Быстро принимаю душ, а пока одеваюсь, слушаю голосового робота:

— Примите итернум — биодобавку для долгой жизни, если хотите прожить 145–160 лет. Препараты употребляются курсом раз в год и убивают клетки, потерявшие способность делиться, позволяя здоровым клеткам восстанавливаться.

Не уверен, что смогу найти, чем заниматься на этой станции так долго, и сообщаю ворчливо:

— Помню.

Но сразу же послушно достаю лекарство из ящика за зеркалом — капсулу, часть которой окрашена в красный, а другая остаётся прозрачной, внутри видна необычная пружина, напоминающая модель ДНК.

— Примите эремиту, если пока не нашли партнёра и хотите безопасно для здоровья снизить физическое влечение и потребность в близости.

Я беру и эту капсулу — прозрачную, с такими же прозрачными гранулами внутри — и проглатываю оба лекарства без воды.

Никуда не спешу, но даже тогда требуется всего несколько минут, чтобы собраться и выйти из дома, и ещё некоторое время, чтобы добраться на машине до Излома и оказаться на Площади правды. Здесь проходят все самые важные для Третьего крыла и целой станции события. Часто площадь ещё называют Стеклянной, ведь её обрамляют полукруглые колоннады в виде двух симметричных полукружий из стекла. Под прозрачными плитами на земле рассыпаны угли и пепел. Они подсвечиваются красным цветом каждый раз, когда нога касается стекла, и, хотя, конечно, не ощущается никакого тепла, всё равно возникает неприятное чувство, будто опасность совсем близко.

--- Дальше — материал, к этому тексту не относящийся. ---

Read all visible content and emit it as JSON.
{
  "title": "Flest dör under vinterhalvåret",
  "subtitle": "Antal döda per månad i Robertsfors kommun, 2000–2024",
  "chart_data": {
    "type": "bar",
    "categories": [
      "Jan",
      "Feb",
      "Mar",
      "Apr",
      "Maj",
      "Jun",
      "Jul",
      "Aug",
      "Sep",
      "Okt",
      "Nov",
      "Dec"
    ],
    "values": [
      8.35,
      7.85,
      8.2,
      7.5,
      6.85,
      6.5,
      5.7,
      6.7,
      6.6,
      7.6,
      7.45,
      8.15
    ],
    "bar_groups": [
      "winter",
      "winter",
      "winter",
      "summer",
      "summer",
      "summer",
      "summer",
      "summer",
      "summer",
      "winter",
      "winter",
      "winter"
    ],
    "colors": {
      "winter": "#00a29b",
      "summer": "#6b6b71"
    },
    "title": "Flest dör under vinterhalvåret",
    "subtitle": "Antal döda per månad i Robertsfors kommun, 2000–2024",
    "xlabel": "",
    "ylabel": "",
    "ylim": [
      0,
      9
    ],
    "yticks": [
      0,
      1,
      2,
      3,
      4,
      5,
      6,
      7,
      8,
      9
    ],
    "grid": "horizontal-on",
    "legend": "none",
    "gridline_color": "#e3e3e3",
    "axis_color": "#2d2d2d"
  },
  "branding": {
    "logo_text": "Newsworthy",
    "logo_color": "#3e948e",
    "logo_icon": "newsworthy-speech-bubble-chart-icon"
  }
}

Посередине площади расположен Памятник жертвам Реньювинга — целая скульптурная композиция из чёрного мрамора: длинная шеренга людей, расположенных один за другим, и если первые изображены стоящими, то каждая следующая фигура — падающая, оказывается всё ближе к земле, а скульптуры, завершающие шеренгу, уже лежат на стеклянном полу. Как подсвечиваются угли и пепел, так же красным светом пылает и монумент. Недалеко от шеренги прямо из земли вытягивается огромная бронзовая ладонь. По ней, стремясь к спасению, карабкаются люди. У некоторых нет рук, у других — ног, третьи — обезглавлены, у большинства в груди зияющие дыры. Люди изувечены, их лица представляют собой гримасы, искажённые от боли и отчаяния. На руках взрослых — дети, даже младенцы, которых родители тщетно стараются поднять над вечно пылающим огнём. Хоть он, как и весь другой красный свет, всего лишь виртуальный, кажется настоящим.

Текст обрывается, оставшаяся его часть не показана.